It can be very frustrating to feel like you and your partner aren’t on the same page when it comes to your relationship. Maybe you’ve been together for a long time and things are getting pretty serious. In your mind, you might be ready to take your relationship to the next level of commitment and get engaged or even just move in together. However, if your partner isn’t making any moves to take the next step with you, you might be left wondering if it’ll ever happen. Will he ever commit? Not if you notice these signs.
He avoids the topic whenever you mention it. If your partner seems to avoid even discussing the idea of getting more serious within your relationship, it could be a sign that he just doesn’t want those things yet. It’s possible that the idea of settling down makes him uncomfortable or makes him feel like he’s being tied down or suffocated. It’s also possible that he’s still trying to work out his feelings for you and doesn’t know yet if he sees a future with you. Whatever the reason, if he’s refusing to even talk about it with you, it’s a sign he’s avoiding it altogether.
He does things to establish his independence. Often when guys want to make it clear to the person that they’re seeing that they’re not looking for anything serious at the moment, they’ll do small, subtle things to get this point across. If your guy insists on not leaving personal items at your place and prefers if you don’t leave yours at his place, if he goes days without contacting you, or makes plans with friends without letting you know or inviting you, these are all ways that he could be trying to let you know that he prefers a life separate from your relationship. This type of behavior is common at the beginning of relationships but if you’ve been together for a while and he’s still trying to remain totally independent, it’s a sign that he’s not planning on settling down with you.
He doesn’t try to get to know your friends and family. Getting to know the people that matter the most to you is definitely something that your partner should be eager to do if they see a long-term future with you. Your partner should want to impress your family and friends at the beginning and get close to them because the things that are important to you are important to them too. However, if your partner is apathetic about knowing your friends, seems uncomfortable around your family, and doesn’t really make an effort to form relationships with them, it could be a sign that he doesn’t see himself in your life very long and doesn’t feel the need to form close bonds with the people in your life.
He doesn’t like making future plans. Even if you haven’t been bringing up the topic of serious commitment, if he seems to skirt around all future plans like vacations together and events that are months or years away, it could be a sign that he isn’t planning on sticking around forever. Men who aren’t sure if they want to be with you long-term will avoid planning things with you because they don’t want to feel obligated to stay with you for a certain amount of time.

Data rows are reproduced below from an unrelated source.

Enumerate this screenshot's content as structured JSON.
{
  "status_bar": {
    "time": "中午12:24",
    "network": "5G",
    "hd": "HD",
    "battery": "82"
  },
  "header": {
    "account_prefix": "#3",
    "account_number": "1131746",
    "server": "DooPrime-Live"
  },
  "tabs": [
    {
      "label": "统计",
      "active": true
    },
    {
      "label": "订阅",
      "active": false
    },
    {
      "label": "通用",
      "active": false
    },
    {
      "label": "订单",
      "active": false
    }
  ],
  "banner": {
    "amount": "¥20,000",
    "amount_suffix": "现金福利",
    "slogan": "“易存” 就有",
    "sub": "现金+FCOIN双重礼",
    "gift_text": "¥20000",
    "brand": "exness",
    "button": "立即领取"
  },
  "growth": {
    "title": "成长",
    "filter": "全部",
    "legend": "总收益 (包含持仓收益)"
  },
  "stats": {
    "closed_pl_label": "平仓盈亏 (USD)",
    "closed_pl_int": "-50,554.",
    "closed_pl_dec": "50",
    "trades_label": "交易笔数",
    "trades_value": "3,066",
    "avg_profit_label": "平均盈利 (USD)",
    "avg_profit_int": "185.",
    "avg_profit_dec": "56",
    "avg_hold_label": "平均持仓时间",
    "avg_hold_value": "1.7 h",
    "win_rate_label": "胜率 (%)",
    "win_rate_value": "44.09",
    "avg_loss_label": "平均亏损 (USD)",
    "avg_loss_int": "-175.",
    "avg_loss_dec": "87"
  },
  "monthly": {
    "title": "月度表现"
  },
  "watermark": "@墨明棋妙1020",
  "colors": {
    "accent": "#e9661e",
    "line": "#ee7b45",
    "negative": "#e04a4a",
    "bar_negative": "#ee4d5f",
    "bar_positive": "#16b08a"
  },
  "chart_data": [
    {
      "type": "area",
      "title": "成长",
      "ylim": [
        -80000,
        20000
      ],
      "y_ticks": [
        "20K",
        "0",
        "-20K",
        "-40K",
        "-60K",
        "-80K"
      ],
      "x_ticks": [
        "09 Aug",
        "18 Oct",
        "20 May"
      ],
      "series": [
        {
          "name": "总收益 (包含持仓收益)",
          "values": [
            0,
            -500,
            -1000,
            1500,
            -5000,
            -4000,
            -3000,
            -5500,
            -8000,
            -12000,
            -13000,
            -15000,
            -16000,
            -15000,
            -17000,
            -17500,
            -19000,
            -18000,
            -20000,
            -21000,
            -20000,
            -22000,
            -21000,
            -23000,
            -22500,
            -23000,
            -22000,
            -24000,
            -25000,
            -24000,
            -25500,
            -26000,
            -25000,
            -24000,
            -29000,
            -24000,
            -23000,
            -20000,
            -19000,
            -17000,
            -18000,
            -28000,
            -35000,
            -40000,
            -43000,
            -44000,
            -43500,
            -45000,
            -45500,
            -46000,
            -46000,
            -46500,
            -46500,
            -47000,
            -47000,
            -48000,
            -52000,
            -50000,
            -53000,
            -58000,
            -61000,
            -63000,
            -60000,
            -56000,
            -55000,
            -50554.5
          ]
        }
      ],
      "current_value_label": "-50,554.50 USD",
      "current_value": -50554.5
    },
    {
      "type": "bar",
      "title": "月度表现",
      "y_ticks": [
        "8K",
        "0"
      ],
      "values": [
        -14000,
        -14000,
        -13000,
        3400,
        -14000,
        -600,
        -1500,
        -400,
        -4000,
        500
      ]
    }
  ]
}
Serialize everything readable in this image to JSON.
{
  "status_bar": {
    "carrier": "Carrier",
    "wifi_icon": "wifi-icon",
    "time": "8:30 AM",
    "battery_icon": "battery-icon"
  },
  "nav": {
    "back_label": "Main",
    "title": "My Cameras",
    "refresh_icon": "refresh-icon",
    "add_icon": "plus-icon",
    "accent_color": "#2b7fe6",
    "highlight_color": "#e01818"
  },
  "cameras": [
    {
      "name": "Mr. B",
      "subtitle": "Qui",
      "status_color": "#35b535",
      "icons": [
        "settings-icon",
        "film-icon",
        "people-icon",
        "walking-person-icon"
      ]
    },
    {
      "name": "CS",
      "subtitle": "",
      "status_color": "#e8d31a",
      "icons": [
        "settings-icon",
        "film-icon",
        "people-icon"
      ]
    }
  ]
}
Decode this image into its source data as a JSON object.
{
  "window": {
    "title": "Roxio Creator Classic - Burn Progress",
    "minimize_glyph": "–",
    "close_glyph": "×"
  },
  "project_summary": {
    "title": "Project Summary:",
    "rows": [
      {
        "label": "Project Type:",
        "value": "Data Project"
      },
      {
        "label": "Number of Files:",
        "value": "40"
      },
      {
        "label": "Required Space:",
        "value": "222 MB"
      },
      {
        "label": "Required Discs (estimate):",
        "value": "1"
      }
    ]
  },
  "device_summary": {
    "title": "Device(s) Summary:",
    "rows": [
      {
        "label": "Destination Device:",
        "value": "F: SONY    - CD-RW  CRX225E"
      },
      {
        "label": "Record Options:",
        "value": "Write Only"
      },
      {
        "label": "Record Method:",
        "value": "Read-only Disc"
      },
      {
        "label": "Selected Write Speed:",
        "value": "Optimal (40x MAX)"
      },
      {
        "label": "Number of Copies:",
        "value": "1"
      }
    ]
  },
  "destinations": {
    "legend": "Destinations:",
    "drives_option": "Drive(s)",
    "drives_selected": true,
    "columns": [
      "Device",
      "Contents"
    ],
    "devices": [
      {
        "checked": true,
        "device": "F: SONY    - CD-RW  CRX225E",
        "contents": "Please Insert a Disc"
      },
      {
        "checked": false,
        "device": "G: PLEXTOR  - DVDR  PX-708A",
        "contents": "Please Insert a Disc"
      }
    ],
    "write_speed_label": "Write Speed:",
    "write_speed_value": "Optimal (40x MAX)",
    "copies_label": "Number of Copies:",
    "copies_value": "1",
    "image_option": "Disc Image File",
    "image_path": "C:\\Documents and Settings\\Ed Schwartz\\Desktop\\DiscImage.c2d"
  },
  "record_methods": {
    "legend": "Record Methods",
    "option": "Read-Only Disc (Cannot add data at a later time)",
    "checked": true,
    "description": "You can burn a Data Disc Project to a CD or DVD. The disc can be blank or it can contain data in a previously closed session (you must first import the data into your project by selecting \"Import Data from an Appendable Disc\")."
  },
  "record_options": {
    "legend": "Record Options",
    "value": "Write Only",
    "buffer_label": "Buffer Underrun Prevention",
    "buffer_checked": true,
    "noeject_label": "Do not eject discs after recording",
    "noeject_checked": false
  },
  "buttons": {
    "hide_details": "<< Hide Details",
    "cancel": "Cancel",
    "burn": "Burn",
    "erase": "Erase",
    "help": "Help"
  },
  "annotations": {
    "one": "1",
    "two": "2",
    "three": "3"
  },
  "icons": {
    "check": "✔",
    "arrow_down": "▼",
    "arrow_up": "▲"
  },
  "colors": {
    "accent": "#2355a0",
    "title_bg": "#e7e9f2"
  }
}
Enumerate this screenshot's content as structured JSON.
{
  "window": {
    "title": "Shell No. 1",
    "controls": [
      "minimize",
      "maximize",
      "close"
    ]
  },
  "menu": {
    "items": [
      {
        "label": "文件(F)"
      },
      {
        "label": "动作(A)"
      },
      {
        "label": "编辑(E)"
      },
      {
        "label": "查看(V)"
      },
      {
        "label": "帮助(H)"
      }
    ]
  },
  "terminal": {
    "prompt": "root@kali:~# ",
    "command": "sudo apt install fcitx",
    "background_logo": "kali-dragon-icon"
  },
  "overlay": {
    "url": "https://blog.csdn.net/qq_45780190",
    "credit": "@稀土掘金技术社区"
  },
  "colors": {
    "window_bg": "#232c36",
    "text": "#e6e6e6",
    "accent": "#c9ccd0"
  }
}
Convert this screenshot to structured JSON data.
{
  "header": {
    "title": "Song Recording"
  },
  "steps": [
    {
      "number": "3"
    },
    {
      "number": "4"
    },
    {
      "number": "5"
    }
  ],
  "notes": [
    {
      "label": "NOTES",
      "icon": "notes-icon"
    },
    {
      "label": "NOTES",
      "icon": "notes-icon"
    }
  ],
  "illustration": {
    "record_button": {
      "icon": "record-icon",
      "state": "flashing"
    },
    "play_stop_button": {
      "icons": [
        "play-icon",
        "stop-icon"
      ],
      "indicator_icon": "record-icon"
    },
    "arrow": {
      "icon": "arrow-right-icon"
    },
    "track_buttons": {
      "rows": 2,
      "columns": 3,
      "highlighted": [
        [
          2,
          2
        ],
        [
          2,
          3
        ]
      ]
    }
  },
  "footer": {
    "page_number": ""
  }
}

He gives you excuses when you ask him about your future together. If you’ve been together for a while, you might be to the point where you’re asking him questions about when he’s planning to propose to you, when he thinks you’ll be ready to move in together, etc. If he never gives you a straight answer and instead comes back with excuses or even time frames for you, it’s a sign he’s just buying himself time to avoid it altogether. By time frames I mean, telling you that he’ll propose to you when you’ve been together another year, or telling you that you can move in together once he gets further ahead in his career. If he really wanted to do these things, nothing would be stopping him.
He keeps secrets. If it seems like there are things that he keeps from you or just doesn’t want to tell you about, it could be a sign that he’s trying to hold on to the independence that he had before he was with you. It’s important to maintain independence in any relationship but if your partner goes to certain lengths to hide details from you or seems to have a lot of secrets, there’s a chance that he’s not planning on giving up his bachelor tendencies any time soon.
He doesn’t seem too concerned with keeping you. Men that don’t have any desire to commit or settle down won’t feel the need to constantly show you how much they care and how intent they are in keeping you in their lives. Sure, they might like you and enjoy spending time with you but when it comes down to it, they’re not going to fight for you and your relationship that way someone who wants to be with you the rest of their life will and that’s what you deserve.
He tells you that he just doesn’t believe in the institution. There are some people out there who don’t believe in marriage or traditional relationship constructs, that’s true, but when it comes to confronting your partner about why they haven’t fully committed to you or when you’re going to start discussing your future together if they come back at you with the excuse that they just don’t believe in marriage or exclusivity, etc, it’s usually just an excuse. If he really wanted to be with you forever, he would care about the things that are important to you in your relationship like commitment. If he’s not willing to meet you halfway, he’s not worth your time.
He won’t get deep with you. Oftentimes, men that don’t want to commit will avoid getting into deep conversations and letting you see the vulnerable side of them. They might be afraid that if they let you see that part of them, they will be open to getting hurt or they might be persuaded into a serious relationship when they want to stay a bachelor forever. The fact of the matter is that if he won’t be real with you, he’s just not the right guy for you. You deserve to be with someone who wants all of the same things that you do and will give you those things. Don’t settle for someone who isn’t compatible with you and wants a totally different life than you do. Wait for the right one. I promise it’ll be worth it.